Republican presidential hopeful Donald Trump balances more than books; he balances grudges and favours, says Dan Zak.
Washington - Donald John Trump, R-Spite, is like Vito Corleone crossed with an 8-year-old. If you've been good to him, he'll be good to you. If you have wronged him or crossed him, he will throw food at you and then bury you like you wouldn't believe, understand? The behaviour is simultaneously brutish and infantile, which polls nowadays as “refreshing”.
Trump on his fellow Republican presidential candidate Scott Walker, to Maureen Dowd: “He gave me a plaque and everything is nice. And I like him.”
Trump on Walker, one sentence later: “And then about a week ago one of his guys came up and said that Donald Trump is full of it. I said: 'Thank you so much. Now I can hit him.' I hit Scott so hard.”
Just like in the schoolyard. Imagine the parent-to-parent discussion.
“I'm calling about your son, Donald. He won't stop hitting my Scott.”
Trump loves Twitter because he can now hit anyone in the world instantly.
“For years, if someone did bad stuff to me, I couldn't fight back,” he said to Sean Hannity last week. “Now I have @realDonaldTrump, and I can sort of tweet some bad stuff about them.”
For now, the people of Washington, DC, are on Trump's good side. It doesn't hurt that he's building a major hotel project in our sandbox, about 3 000 feet from the White House.
“I would like to do whatever's good for the District of Columbia because I love the people,” he said in an interview that aired on Sunday on “Meet the Press”, when asked whether he favoured DC statehood. “You know, it's funny. I've really gotten to know the people, their representatives and the mayor and everybody. They're really special people, they're great, and they have a great feeling. So I would say whatever's best for them, I'm for.”
It doesn't matter what the “whatever” is, or whom he beats up in your place. If you're on his side, you're golden! You've got a great feeling, which means Trump has a great feeling about you, which means - what, exactly? Does this mean he would use the power of the executive to achieve congressional representation for the District? No. Or yes. It doesn't really matter in Trump's world. Declarations and denunciations matter more than actions. The 144th richest person in the United States balances more than books; he balances grudges and favours. He divides the world into winners and losers. He goes on general feelings. And God help you if the feelings go sour.
Last month his team posted an Instagram photo of a smiling Trump and Rick Perry in 2012 with the caption: “@GovernorPerry in my office last cycle playing nice and begging for my support and money. Hypocrite!”
He has called Rand Paul “truly weird” and a “tiny little guy.”
His thoughts on Caroline Kennedy, on “Meet the Press”: “a very nice person, because my daughter likes her a lot, Ivanka, so she has to be nice.” Let's untangle his contorted phrasing: Trump has to say that Kennedy is a nice person because his daughter likes her.
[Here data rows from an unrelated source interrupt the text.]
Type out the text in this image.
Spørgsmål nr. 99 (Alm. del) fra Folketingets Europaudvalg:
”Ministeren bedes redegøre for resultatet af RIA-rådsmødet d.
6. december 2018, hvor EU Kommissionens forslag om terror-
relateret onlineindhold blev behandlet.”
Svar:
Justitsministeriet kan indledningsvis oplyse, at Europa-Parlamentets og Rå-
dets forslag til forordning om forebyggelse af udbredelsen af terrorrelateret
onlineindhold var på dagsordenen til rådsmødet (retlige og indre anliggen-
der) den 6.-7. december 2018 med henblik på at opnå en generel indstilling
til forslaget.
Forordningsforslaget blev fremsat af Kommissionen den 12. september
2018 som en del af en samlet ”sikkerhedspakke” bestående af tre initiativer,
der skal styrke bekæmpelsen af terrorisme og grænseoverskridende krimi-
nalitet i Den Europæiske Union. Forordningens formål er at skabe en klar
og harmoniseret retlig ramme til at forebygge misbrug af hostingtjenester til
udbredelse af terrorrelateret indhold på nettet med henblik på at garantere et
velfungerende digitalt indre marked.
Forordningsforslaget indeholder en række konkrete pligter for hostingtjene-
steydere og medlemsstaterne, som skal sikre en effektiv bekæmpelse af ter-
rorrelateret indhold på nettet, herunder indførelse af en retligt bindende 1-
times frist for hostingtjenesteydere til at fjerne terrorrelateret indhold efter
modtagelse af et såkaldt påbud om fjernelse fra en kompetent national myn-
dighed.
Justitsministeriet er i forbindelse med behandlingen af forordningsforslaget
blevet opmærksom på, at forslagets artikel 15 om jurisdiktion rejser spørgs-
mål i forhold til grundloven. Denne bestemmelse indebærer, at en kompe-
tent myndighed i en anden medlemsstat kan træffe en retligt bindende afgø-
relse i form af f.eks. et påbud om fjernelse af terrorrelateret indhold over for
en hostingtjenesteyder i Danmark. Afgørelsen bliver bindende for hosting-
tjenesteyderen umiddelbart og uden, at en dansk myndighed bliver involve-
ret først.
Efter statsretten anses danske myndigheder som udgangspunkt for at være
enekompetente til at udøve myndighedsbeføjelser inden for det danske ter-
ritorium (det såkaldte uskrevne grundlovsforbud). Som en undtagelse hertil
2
His interpersonal calculus hinges on blind loyalty. On Joe Biden, to Dowd: “A person who was very loyal to the president, which I respect.” Last week he tweeted to former “Apprentice” contender Omarosa Manigault after she defended him on CNN: “Thank you so much - you are a loyal friend!”
Even his top presidential priority - building a wall - feels both childish and dictatorial.
“Randy said DJ wouldn't share any of the trucks. He used them to section off his own part of the sandbox.”
There's something about Trump's schoolyard rhetoric that feels familiar. Yes, he stimulates the inner brat in all of us - remember what it was like to do or say anything without any real consequences? - but there's a more specific echo in the hyperbole, the almost preadolescent megalomania.
“I am the object of criticism around the world. But I think that since I am being discussed, then I am on the right track.”
Kim Jong Il said that, to former Russian official Konstantin Pulikovsky.
“If I get my name in the paper, if people pay attention, that's what matters,” Trump told his real estate lawyer Jerry Schrager, according to Gwenda Blair's “Donald Trump: Master Apprentice.”
“Let us bring about a radical turn in the building of an economic giant,” said Kim Jong Un in his 2013 New Year's address.
“All over the world I make money and I build great things,” Trump said on Fox News in May.
“We're going to have so many victories,” Trump said in Hampton, New Hampshire, last week.
Kim Jong Il “achieved one victory after another,” his son said last month.
Maybe it's unfair to equate Donald John Trump with Kim Jong Il, but Trump himself has made name-calling fair game in the sandbox.